Mawer intersperses Ben's research with the story of his affair (a "menage à une et demi") with the Institute's ill-fated assistant librarian, Jeane Piercey: "Mousy, of course. I feel that all librarians ought to be mousy. It should be a necessary (but not sufficient) qualification for the job. Mousy? Agouti? What, I wonder, is its genetic control? Perhaps it is tightly linked to the gene for tidiness." Mawer also juxtaposes Ben's passion with that of his legume-obsessed ancestor. Mendel, it turns out, pined for Frau Rotway, a married woman in the inevitable company of her own achondroplastic, a dachshund.

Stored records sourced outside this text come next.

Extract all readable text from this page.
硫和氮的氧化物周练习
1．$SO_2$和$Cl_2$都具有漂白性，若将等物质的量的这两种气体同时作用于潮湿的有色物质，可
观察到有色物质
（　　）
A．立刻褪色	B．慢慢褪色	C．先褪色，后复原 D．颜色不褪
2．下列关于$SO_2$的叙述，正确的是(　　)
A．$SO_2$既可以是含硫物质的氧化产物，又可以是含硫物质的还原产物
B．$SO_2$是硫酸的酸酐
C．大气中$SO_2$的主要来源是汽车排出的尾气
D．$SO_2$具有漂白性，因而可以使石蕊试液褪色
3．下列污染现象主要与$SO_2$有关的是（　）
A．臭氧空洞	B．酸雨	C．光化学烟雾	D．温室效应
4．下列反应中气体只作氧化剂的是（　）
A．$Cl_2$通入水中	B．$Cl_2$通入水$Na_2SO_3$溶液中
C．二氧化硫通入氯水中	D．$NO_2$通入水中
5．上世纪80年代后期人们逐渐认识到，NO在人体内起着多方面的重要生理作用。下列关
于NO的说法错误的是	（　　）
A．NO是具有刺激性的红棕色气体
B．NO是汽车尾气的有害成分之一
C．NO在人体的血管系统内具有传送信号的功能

Mendel's Dwarf wears its considerable learning lightly (the author is a biologist) and readers will be alternately moved, charmed and shocked by Ben's "astringent kiss of irony". Because the hero makes several difficult choices in the course of this fine novel, we admire his bravery, along with his resilience, at every turn. For Ben, the smallest gesture can become the largest: for him, nods become "big absurd things, my head being about the same size as my body. You can't miss them. They are the gestural equivalent of screaming." And alas, such acts are often poignantly beyond Ben's grasp: "I wanted to put my arm around her, of course, to bring her that fragile thing that we call comfort. But of course I couldn't reach."